The tale of Big Ben's bell is one of those stories that almost sounds too absurd to be true — a saga of mishaps, miscalculations, and sheer stubbornness that dragged on for years before finally reaching its conclusion on April 10, 1858, when the massive bell was completed for the second time. What should have been a straightforward (if ambitious) engineering project devolved into what can only be described as a spectacular comedy of errors.

And ambitious it certainly was. The bell had to match the grandeur of Big Ben itself, which meant building something that strained the very limits of what Victorian-era technology could achieve. The specifications called for a bell weighing close to 14 tons — an enormous undertaking made even trickier by the fact that there was no reliable method for precisely determining the exact metal percentages in the alloy. Getting that composition wrong risked producing a bell prone to cracking, but there was simply no way to guarantee perfection.

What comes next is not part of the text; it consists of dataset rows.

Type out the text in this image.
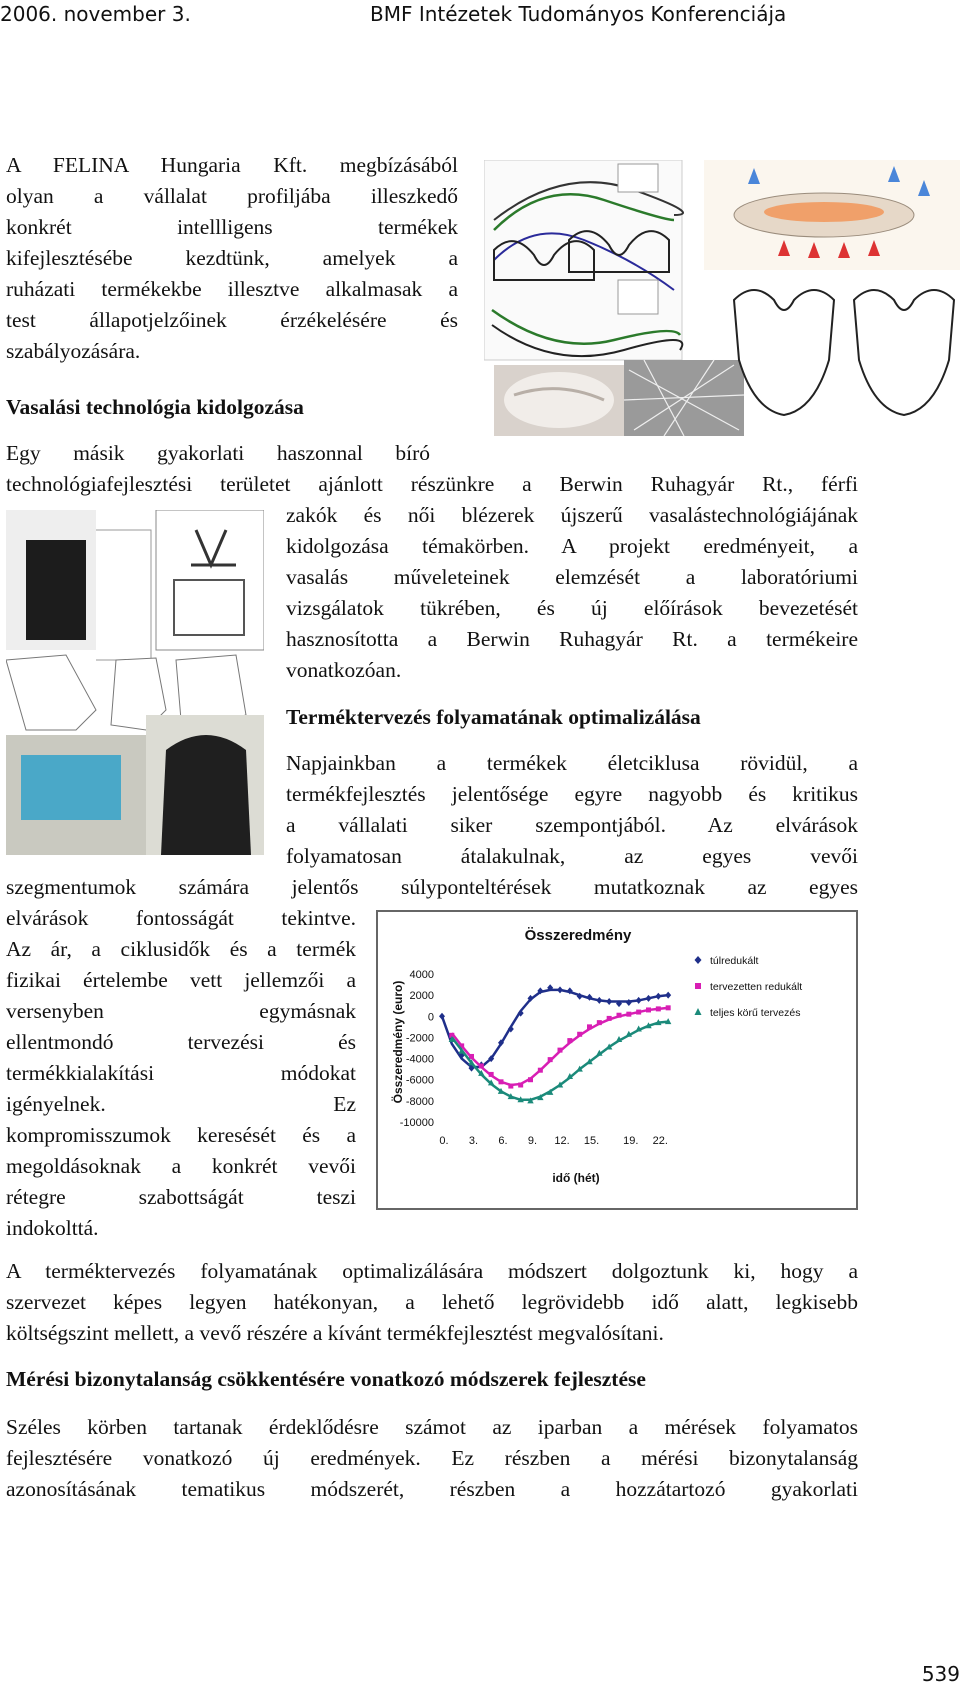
2006. november 3.	BMF Intézetek Tudományos Konferenciája
A FELINA Hungaria Kft. megbízásából
olyan a vállalat profiljába illeszkedő
konkrét intellligens termékek
kifejlesztésébe kezdtünk, amelyek a
ruházati termékekbe illesztve alkalmasak a
test állapotjelzőinek érzékelésére és
szabályozására.
Vasalási technológia kidolgozása
Egy másik gyakorlati haszonnal bíró
technológiafejlesztési területet ajánlott részünkre a Berwin Ruhagyár Rt., férfi
zakók és női blézerek újszerű vasalástechnológiájának
kidolgozása témakörben. A projekt eredményeit, a
vasalás műveleteinek elemzését a laboratóriumi
vizsgálatok tükrében, és új előírások bevezetését
hasznosította a Berwin Ruhagyár Rt. a termékeire
vonatkozóan.
Terméktervezés folyamatának optimalizálása
Napjainkban a termékek életciklusa rövidül, a
termékfejlesztés jelentősége egyre nagyobb és kritikus
a vállalati siker szempontjából. Az elvárások
folyamatosan átalakulnak, az egyes vevői
szegmentumok számára jelentős súlyponteltérések mutatkoznak az egyes
elvárások fontosságát tekintve.
Az ár, a ciklusidők és a termék
fizikai értelembe vett jellemzői a
versenyben egymásnak
ellentmondó tervezési és
termékkialakítási módokat
igényelnek. Ez
kompromisszumok keresését és a
megoldásoknak a konkrét vevői
rétegre szabottságát teszi
indokolttá.
Összeredmény
Összeredmény (euro)
idő (hét)
4000
2000
0
-2000
-4000
-6000
-8000
-10000
0. 3. 6. 9. 12. 15. 19. 22.
túlredukált
tervezetten redukált
teljes körű tervezés
A terméktervezés folyamatának optimalizálására módszert dolgoztunk ki, hogy a
szervezet képes legyen hatékonyan, a lehető legrövidebb idő alatt, legkisebb
költségszint mellett, a vevő részére a kívánt termékfejlesztést megvalósítani.
Mérési bizonytalanság csökkentésére vonatkozó módszerek fejlesztése
Széles körben tartanak érdeklődésre számot az iparban a mérések folyamatos
fejlesztésére vonatkozó új eredmények. Ez részben a mérési bizonytalanság
azonosításának tematikus módszerét, részben a hozzátartozó gyakorlati
539
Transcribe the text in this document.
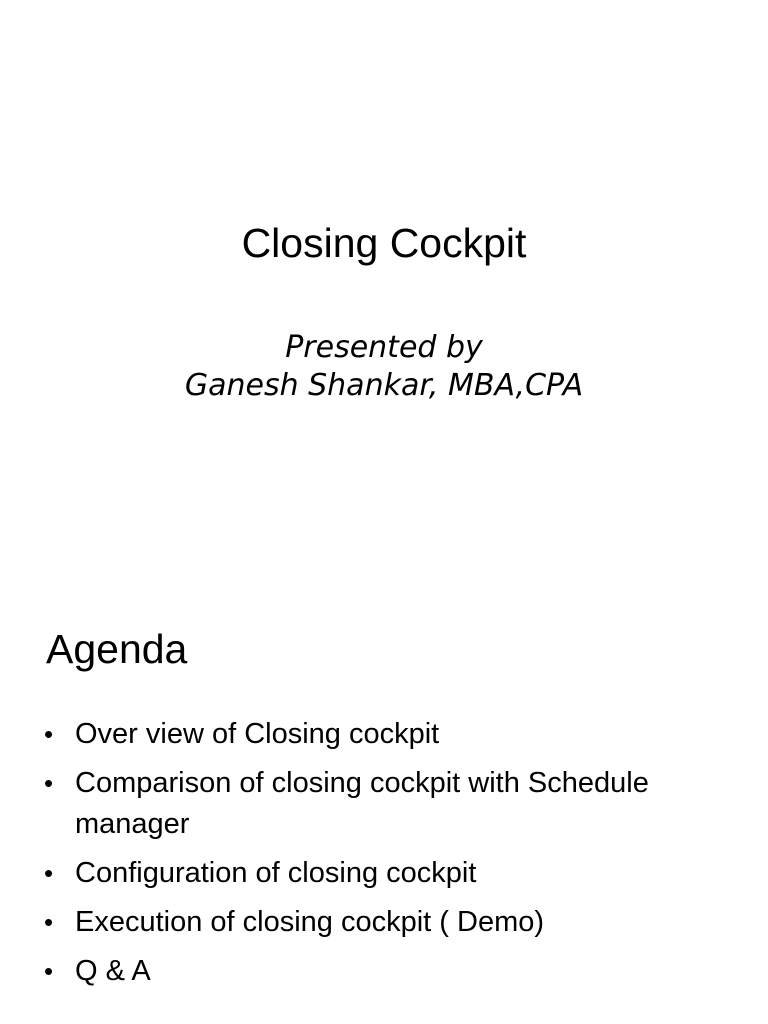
Closing Cockpit
Presented by
Ganesh Shankar, MBA,CPA
Agenda
• Over view of Closing cockpit
• Comparison of closing cockpit with Schedule manager
• Configuration of closing cockpit
• Execution of closing cockpit ( Demo)
• Q & A
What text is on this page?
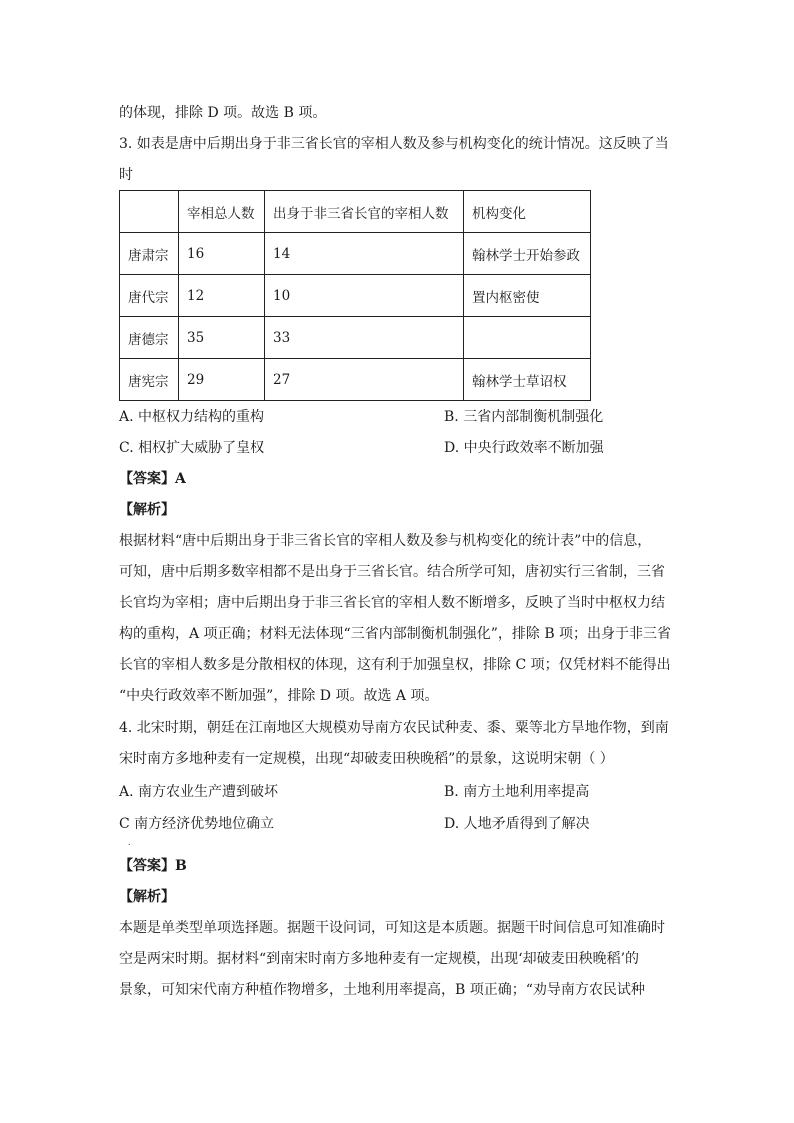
的体现，排除 D 项。故选 B 项。
3. 如表是唐中后期出身于非三省长官的宰相人数及参与机构变化的统计情况。这反映了当
时
	宰相总人数	出身于非三省长官的宰相人数	机构变化
唐肃宗	16	14	翰林学士开始参政
唐代宗	12	10	置内枢密使
唐德宗	35	33	
唐宪宗	29	27	翰林学士草诏权
A. 中枢权力结构的重构	B. 三省内部制衡机制强化
C. 相权扩大威胁了皇权	D. 中央行政效率不断加强
【答案】A
【解析】
根据材料“唐中后期出身于非三省长官的宰相人数及参与机构变化的统计表”中的信息，
可知，唐中后期多数宰相都不是出身于三省长官。结合所学可知，唐初实行三省制，三省
长官均为宰相；唐中后期出身于非三省长官的宰相人数不断增多，反映了当时中枢权力结
构的重构，A 项正确；材料无法体现“三省内部制衡机制强化”，排除 B 项；出身于非三省
长官的宰相人数多是分散相权的体现，这有利于加强皇权，排除 C 项；仅凭材料不能得出
“中央行政效率不断加强”，排除 D 项。故选 A 项。
4. 北宋时期，朝廷在江南地区大规模劝导南方农民试种麦、黍、粟等北方旱地作物，到南
宋时南方多地种麦有一定规模，出现“却破麦田秧晚稻”的景象，这说明宋朝（ ）
A. 南方农业生产遭到破坏	B. 南方土地利用率提高
C 南方经济优势地位确立	D. 人地矛盾得到了解决
.
【答案】B
【解析】
本题是单类型单项选择题。据题干设问词，可知这是本质题。据题干时间信息可知准确时
空是两宋时期。据材料“到南宋时南方多地种麦有一定规模，出现‘却破麦田秧晚稻’的
景象，可知宋代南方种植作物增多，土地利用率提高，B 项正确；“劝导南方农民试种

The firm of John Warner & Sons of Cripplegate won the contract, and on August 6, 1856, they fired up their furnaces and poured the casting. Remarkably, they nailed it on their very first attempt. After more than 20 years of construction on Big Ben, the finish line finally appeared to be in sight.

Then came the question nobody had bothered to ask: how exactly do you transport a 14-ton bell from Stockton-on-Tees to London? As it turned out, that wasn't even the right question — because the finished bell came in two tons overweight, making the real puzzle how to move a 16-ton behemoth across the country. Rail was out; the bell was simply too heavy for the trains. The roads were in such poor condition that overland transport wasn't practical either. The solution? Ship it by sea. That plan promptly went sideways when the bell's support structure gave way, and the falling bell damaged the vessel. Even after they finally got underway, a storm nearly sent the whole thing to the bottom.

Against all odds, the bell eventually reached its destination and was hoisted into position — only for yet another problem to emerge. The extra weight meant that larger hammers were required to strike it. Those heavier hammers, paired with the imprecise alloy composition, proved to be a fatal combination: within just a year, the bell cracked. It was back to square one. This time around, the job went to the Whitechapel Bell Foundry, and fortunately, the second attempt proved to be the last one needed.